I’m not exactly sure what my favorites—Robert Hass, Anne Carson, Gerard Manley Hopkins, and Rilke—share. Each brings something unique to the table. Hass locates desire and death in an armpit; Carson spins compelling narratives through gorgeous lyricism; Hopkins wrings the sweetest music from the English language; Rilke talks to angels.
My best guess, though, is a throughline of unfulfilled longing in these four poets. Best summed up by Hass: Longing, we say, because desire is full / of endless distances.
I also didn’t know my penchant for surrealism went this deep.
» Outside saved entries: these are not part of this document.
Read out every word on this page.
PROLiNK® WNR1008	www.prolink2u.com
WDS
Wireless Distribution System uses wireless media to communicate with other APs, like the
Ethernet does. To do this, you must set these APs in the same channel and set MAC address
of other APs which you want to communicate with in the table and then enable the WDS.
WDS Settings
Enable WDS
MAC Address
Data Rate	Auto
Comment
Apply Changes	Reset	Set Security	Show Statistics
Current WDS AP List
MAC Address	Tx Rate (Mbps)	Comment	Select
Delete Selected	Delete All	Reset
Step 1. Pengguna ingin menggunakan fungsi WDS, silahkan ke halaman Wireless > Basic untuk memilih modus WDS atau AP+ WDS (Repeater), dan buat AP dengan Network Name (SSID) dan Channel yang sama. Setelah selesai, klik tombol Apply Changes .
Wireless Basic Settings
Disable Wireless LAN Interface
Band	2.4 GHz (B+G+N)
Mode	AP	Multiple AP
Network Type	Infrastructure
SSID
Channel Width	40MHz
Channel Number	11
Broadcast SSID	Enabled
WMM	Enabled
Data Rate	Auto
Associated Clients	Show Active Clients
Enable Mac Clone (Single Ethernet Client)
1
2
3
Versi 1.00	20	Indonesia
From Berryman to Lou Reed to the explicit discussions of surrealism in Hass’ “Argument About Poetics” and Simic’s Dime Store Alchemy, there are dream songs all over the place.
In my current reading practice, I’m not being particularly intentional about the areas of my poetryscape that need developing. For one, I’d like to seek out a more diverse set of poets in terms of geography, time period, and gender. I have in my possession now the selected works of David Ignatow (another white American male, but still), who often worked in prose poetry, a genre I’ve often been drawn to but haven’t properly researched.
As for you, I encourage you to read some of these poems. Or, as the case may be, let them read you.